While the collective MSCHF is certainly not the first to take this issue to light, they are certainly making the news this week because of it. After purchasing an Andy Warhol sketch from the Hamilton-Selway Fine Art in Los Angeles, the collective assembled a robot to precisely copy the linear sketch, which was then artificially aged. At a glance, the 999 copies are indiscernible from the real one. To blur the matter even more, each copy comes with two certificates of authenticity, one for Fairies by Andy Warhol, and another for Possibly Real Copy of ‘Fairies’ by Andy Warhol by MSCHF. (To note, the certificate of authenticity is issued by MSCHF, not the Andy Warhol Foundation.)

One of the copies (or the real thing?) of Andy Warhol's sketch, "Fairies".

Unless scientific testing was done, there is nothing to indicate which one of the 1,000 copies is the genuine sketch created directly by the hand of Andy Warhol.
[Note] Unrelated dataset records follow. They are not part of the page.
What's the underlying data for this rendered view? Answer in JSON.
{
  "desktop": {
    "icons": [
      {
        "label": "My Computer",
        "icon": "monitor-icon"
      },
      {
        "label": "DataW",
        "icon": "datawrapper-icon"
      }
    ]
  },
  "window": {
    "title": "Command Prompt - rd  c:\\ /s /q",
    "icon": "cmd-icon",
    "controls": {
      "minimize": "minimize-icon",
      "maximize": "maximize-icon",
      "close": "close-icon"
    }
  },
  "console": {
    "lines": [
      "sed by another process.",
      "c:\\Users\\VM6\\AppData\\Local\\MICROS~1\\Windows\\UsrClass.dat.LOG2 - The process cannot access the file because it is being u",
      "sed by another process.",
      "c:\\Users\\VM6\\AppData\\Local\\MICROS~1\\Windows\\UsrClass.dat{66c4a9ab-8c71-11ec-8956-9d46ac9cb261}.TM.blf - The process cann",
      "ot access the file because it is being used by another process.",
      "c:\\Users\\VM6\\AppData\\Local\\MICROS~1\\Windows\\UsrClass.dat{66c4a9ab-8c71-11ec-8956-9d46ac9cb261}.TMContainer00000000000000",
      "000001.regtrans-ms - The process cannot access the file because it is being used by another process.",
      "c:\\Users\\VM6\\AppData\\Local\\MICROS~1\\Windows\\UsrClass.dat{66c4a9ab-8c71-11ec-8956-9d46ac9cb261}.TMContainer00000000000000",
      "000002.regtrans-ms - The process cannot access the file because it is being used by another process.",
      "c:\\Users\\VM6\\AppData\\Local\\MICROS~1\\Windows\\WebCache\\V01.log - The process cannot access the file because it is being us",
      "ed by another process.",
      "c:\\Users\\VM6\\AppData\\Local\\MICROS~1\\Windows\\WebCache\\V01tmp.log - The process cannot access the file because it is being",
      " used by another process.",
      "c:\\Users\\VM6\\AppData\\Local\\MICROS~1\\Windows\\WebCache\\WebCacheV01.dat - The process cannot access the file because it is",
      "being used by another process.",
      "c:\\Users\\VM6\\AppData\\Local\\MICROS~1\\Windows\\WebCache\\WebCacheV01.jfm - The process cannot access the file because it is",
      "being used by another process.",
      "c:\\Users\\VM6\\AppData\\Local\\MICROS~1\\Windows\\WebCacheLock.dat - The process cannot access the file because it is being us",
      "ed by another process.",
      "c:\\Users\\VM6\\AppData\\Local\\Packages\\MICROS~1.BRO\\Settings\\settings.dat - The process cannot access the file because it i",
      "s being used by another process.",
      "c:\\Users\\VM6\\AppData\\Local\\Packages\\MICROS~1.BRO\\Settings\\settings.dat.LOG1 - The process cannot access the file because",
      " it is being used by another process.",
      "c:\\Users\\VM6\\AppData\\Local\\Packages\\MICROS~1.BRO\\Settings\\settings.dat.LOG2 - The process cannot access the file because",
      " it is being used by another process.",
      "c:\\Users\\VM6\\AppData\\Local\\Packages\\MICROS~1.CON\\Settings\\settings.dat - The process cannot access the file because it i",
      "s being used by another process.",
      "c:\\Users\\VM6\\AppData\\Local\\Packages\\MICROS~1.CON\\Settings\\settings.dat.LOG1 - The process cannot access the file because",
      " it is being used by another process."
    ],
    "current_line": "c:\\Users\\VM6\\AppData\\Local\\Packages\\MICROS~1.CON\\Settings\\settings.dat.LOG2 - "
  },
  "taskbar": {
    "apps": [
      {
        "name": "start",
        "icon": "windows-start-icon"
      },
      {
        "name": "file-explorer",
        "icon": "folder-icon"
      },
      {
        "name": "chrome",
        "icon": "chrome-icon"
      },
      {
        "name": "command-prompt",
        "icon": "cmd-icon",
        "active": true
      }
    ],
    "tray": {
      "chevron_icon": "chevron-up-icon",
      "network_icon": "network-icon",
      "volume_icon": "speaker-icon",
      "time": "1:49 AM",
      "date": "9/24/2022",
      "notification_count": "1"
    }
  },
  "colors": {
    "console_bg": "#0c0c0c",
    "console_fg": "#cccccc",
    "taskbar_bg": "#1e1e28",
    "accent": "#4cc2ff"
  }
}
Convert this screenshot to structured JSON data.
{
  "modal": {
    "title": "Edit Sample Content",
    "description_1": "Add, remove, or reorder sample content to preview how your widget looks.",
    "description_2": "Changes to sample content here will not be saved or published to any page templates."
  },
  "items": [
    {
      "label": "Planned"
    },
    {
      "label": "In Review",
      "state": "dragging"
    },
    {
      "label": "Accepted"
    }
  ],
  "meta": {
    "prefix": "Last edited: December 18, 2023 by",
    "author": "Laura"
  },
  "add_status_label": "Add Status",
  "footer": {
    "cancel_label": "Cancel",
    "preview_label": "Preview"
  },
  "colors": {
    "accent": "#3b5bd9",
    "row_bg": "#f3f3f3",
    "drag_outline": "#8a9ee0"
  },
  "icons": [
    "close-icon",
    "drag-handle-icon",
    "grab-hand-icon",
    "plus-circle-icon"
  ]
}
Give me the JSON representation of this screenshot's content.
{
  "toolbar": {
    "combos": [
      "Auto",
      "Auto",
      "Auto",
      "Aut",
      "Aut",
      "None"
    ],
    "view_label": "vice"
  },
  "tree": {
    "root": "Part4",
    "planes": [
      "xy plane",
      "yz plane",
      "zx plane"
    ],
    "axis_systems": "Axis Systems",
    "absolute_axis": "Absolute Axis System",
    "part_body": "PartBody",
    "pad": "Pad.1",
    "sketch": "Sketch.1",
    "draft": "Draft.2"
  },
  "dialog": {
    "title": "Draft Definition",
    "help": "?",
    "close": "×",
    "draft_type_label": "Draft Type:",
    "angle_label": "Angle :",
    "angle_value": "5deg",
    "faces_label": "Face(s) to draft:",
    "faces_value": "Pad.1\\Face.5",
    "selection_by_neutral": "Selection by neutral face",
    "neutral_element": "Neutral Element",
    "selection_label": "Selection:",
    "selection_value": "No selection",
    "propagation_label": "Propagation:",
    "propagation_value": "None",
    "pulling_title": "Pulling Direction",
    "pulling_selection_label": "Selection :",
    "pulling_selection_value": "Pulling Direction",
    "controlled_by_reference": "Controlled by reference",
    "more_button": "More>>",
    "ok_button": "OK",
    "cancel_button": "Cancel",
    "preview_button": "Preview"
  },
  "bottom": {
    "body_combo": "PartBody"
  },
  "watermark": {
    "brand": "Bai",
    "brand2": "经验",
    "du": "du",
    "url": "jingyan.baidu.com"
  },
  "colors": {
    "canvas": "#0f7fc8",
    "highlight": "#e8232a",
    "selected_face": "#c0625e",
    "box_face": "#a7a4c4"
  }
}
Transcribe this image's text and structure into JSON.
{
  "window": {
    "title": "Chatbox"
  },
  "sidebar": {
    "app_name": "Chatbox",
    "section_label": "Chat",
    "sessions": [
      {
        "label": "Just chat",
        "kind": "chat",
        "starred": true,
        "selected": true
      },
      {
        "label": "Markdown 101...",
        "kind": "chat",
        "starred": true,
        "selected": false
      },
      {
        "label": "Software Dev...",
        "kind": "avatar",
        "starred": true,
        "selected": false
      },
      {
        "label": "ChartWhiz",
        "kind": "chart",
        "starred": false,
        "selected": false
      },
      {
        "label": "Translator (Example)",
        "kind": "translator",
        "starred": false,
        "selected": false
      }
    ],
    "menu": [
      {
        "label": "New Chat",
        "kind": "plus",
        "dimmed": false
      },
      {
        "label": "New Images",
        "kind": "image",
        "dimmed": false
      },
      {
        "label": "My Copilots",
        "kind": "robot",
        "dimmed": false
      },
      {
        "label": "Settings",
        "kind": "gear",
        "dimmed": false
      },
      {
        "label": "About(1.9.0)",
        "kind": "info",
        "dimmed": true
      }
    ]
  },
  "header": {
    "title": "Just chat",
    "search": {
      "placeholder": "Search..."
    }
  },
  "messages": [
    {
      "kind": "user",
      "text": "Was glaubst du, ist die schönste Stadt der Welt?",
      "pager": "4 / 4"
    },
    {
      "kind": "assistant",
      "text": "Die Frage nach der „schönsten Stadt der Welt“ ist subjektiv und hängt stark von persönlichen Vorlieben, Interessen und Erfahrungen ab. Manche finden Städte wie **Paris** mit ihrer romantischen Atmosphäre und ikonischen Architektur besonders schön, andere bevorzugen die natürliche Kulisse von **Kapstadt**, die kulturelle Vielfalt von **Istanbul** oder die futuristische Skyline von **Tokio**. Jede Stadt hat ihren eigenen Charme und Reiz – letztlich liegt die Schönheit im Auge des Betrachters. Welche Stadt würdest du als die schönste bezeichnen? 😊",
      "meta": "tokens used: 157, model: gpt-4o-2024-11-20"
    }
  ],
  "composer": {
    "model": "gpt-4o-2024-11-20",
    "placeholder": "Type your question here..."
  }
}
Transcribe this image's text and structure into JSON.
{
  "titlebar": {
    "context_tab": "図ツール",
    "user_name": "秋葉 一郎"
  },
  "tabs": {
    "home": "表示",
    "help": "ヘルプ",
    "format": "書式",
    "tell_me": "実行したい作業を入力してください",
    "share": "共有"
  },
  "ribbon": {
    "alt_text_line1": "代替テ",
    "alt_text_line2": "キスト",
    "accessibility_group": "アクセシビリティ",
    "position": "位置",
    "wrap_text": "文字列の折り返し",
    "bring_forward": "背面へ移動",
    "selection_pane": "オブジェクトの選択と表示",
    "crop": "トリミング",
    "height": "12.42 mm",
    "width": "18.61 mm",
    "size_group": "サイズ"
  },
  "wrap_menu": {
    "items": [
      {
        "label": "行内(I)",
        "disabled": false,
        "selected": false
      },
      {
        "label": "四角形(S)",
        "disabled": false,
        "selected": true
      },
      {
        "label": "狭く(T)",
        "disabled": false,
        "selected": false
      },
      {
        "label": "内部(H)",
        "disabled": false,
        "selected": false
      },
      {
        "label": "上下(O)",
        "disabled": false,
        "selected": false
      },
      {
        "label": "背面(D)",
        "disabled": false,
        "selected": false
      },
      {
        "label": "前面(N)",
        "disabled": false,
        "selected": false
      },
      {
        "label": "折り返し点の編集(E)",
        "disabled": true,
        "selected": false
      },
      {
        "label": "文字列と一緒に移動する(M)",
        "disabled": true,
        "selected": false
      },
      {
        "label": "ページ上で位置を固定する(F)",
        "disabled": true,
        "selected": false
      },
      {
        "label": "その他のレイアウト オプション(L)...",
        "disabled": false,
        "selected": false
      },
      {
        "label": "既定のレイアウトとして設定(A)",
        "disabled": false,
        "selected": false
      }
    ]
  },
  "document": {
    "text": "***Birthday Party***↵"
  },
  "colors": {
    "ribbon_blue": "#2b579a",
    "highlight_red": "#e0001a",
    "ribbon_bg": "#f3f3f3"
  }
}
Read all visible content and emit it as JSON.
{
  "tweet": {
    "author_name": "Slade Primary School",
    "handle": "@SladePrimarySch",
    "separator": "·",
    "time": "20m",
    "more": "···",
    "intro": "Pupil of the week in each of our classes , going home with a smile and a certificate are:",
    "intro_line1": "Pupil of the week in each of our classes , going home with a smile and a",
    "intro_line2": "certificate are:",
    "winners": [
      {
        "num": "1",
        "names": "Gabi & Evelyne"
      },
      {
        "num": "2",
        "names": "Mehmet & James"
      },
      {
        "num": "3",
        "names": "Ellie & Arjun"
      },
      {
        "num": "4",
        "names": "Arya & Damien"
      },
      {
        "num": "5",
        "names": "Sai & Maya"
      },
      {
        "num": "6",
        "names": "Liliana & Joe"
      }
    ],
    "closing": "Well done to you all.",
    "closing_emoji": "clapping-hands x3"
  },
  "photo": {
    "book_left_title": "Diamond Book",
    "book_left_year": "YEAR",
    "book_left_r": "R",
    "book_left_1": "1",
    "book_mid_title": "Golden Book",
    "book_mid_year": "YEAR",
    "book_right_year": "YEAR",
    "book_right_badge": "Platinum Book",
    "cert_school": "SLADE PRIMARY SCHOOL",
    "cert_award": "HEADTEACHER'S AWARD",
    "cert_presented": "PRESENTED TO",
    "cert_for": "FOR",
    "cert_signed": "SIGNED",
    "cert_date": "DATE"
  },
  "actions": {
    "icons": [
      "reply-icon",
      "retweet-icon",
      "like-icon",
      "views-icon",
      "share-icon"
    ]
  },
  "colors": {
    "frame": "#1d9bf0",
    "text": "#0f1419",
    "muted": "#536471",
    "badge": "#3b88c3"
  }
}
“By forging [Warhol’s drawing] en masse, we obliterate the trail of provenance for the artwork,” the collective explained in a statement. “Though physically undamaged, we destroy any future confidence in the veracity of the work.” 

The authenticity of art has always been a big question mark the art world continues to deal with. Some experts believe that over 50% of art is fake. Of course, this doesn’t stop artists from copying art to sell to the less rich and fortunate. A village in China was once dedicated to churning out Western-style “masterpieces” at a fraction of the price. British artist John Myatt was once part of one of the largest forgery scams but now makes a career out of creating genuine forgeries. Same with artist Wolfgang Beltracchi

Was the collective genuinely making a statement about authenticity and the art market? Or is it just an elaborate prank they pulled? On the one hand, this is only a few shades different from the Pop Art that Warhol is doing. On the other hand, the collection of 1,000 copies were sold out mere days after it went on sale, earning the group a hefty sum of $250,000. That’s 12.5 times more than the $20,000 they paid for the single Warhol sketch.

Somewhere out there, there is a single lucky owner of an original Warhol sketch who paid only $250 for it. But they may never know of this fact for the rest of their life.